At the Yale School of Public Health (YSPH), students in Joanne McGovern’s Public Health Emergencies: Disaster Planning and Response course aren’t just learning about crises—they’re actively responding to them.
This spring, McGovern’s students produced a comprehensive situational report on the unfolding measles outbreak in West Texas currently impacting multiple U.S. counties with rapidly rising case numbers. As of April 8, there were 505 reported measles cases in Texas with 57 people hospitalized and two fatalities—both unvaccinated school-age children, according to state officials.
The students’ report contains a wide array of detailed information—from color-coded maps showing outbreak areas to charts noting county infection levels and vaccination rates, to details of local and state government responses to the crisis. The report also includes measles symptoms and vaccine information for the public and containment and treatment guidance for local health officials.
By early April, the report had been viewed by over 300,000 people nationwide through newsletters, professional networks, and platforms like Your Local Epidemiologist, LinkedIn, and the Connecticut Health Care Coalition website. The report is part of a larger class project called the Virtual Medical Operations Center (VMOC) brief, a student-driven initiative born out of McGovern’s mission to provide hands-on experience in public health crisis communications.
“We were the only ones doing a comprehensive situation report,” said McGovern, a lecturer in the YSPH Department of Environmental Health Sciences. “The students are filling a critical gap.”
The students are filling a critical gap.
Joanne McGovern, lecturer, Yale School of Public Health
The students are fortunate to be learning from one of the best when it comes to emergency preparedness and response.
A highly decorated retired U.S. Army Lieutenant Colonel, McGovern has more than four decades of emergency preparedness and response experience. During her 34-year army career, McGovern served in combat missions, peacekeeping operations, disasters, and humanitarian responses around the globe in Europe, the Middle East, Africa, Central and South America, the Caribbean, and domestically in the U.S. In addition to her Yale teaching duties, McGovern is an instructor for the U.S. Department of Defense Medical Training Institute.
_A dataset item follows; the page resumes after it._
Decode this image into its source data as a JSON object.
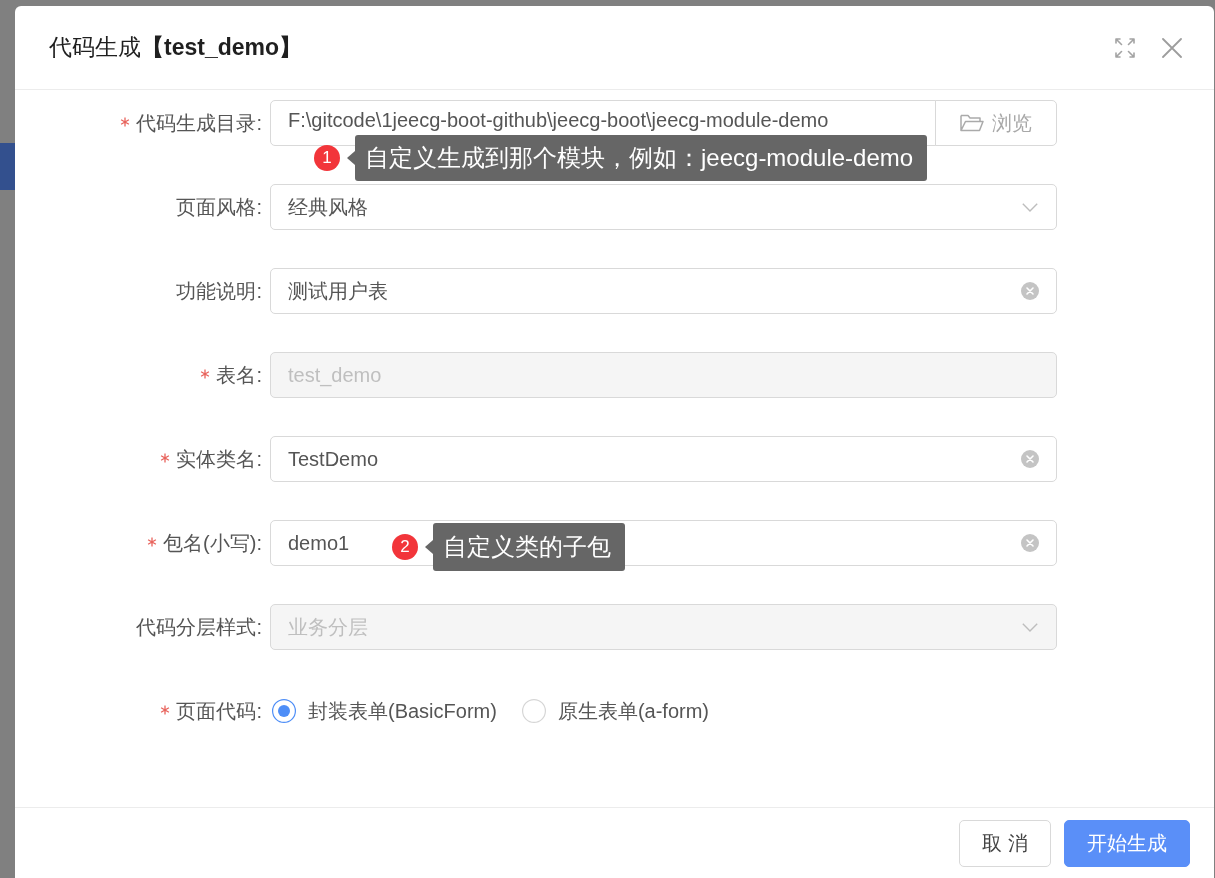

She has also served as an advisor to the Yale New Haven Health System Center for Emergency Preparedness and Disaster Response She managed Yale’s Contact Tracing and Outreach Program during the COVID-19 pandemic and she has written extensively on the importance of emergency medical planning and decision-making in a crisis.
McGovern’s inspiration for the course came from her experience navigating gaps in public health and medical emergency coordination during Hurricane Katrina. After returning from two years in Iraq, she was deployed to New Orleans and quickly realized the absence of a civilian medical operations counterpart—an absence that highlighted the need for better infrastructure and preparedness in disaster response. Her collaboration with Yale’s Dr. Sandy Bogucki, MD, PhD, whom she met during that deployment, led to the development of the course. Driven by the belief that students learn best by doing, McGovern aimed to train the next generation of public health and medical professionals to think critically and act effectively in real-world crises.
“Data is absolutely worthless unless it drives decisions,” McGovern said, underscoring her commitment to transforming raw public health data into actionable insights for decision-makers during emergencies.
McGovern’s class this spring began with a wildfire briefing early in the semester, focusing on an outbreak of fires in Los Angeles. The students’ subsequent fire report was downloaded over 800 times. Then, as the Texas measles outbreak worsened, students shifted their focus, analyzing Texas vaccination coverage and case trends at the county level.
“Seeing the numbers go up in each report has been sobering to say the least,” said Alexandra Nechaev, MPH ’25. “It is devastating to see how preventable this crisis was.”
The class isn’t just a simulation—it’s a real-time public health intervention. “Everyone understands that this is the real world,” McGovern said. “People are really relying on us getting that information out on a regular basis.”
In preparing their reports, the students are responsible for everything from research and slide creation to editing and data visualization.
“Being actively involved in the Virtual Medical Operation Center and the Yale Environmental Health Science brief has kept me more engaged and updated on current events across the public health space than I’ve ever been,” Nechaev said.
For Dr. Vanessa Evardone, MD, the course taught more than technical skills—it shaped her professional outlook.
“The course emphasized preparedness, not just clinically but also in leadership, coordination, and cultural sensitivity,” she said. “This understanding will directly inform my future work in occupational and environmental medicine.”
Barbara Odac, MD, who is currently balancing her double medical residency in internal and preventive medicine while taking classes at YSPH, also shared how she plans to bring this experience to her work as a physician.
“I am eager to bring the lessons I’ve learned into practice by developing comprehensive crisis response plans, engaging in public education efforts, and collaborating with interdisciplinary teams to improve overall community resilience,” she said.
McGovern said the team plans to continue producing briefs on additional health topics moving forward. “Right now, the VMOCs are going nationwide,” she said. “The students are filling a gap—a critical gap.”